Le champignon filamenteux Trichoderma reesei est la principale source d’enzymes utilisée par l’industrie des biocarburants.©DR
Une équipe de chercheurs internationale a récemment isolé chez un champignon les gènes responsables de la production d’enzymes utilisés pour dégrader la biomasse ligno-cellulosique. Une avancée qui va permettre d’améliorer la rentabilité de la filière des agrocarburants de seconde génération, ouvrant la voie à une production à grande échelle.

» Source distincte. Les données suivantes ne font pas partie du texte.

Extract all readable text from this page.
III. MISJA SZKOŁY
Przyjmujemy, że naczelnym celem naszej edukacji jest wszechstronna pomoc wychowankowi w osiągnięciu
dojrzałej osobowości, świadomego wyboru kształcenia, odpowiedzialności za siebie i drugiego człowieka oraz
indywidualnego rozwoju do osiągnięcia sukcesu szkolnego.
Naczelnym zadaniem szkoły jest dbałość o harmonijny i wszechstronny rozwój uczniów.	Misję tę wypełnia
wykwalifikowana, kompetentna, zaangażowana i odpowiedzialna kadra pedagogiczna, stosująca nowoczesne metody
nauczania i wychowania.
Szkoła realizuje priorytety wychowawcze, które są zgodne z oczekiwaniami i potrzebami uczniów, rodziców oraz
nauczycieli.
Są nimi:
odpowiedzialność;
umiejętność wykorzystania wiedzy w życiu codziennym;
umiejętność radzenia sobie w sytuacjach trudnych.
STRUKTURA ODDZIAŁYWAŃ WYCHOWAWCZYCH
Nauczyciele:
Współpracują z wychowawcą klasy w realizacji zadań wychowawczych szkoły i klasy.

Alors que la filière des agrocarburants de première génération, est sous le feu des critiques pour sa concurrence avec la production alimentaire, les récents résultats d’une équipe scientifique internationale coordonnée par l’Institut français du pétrole pourraient ouvrir la voie à la production à grande échelle de bioéthanol de seconde génération.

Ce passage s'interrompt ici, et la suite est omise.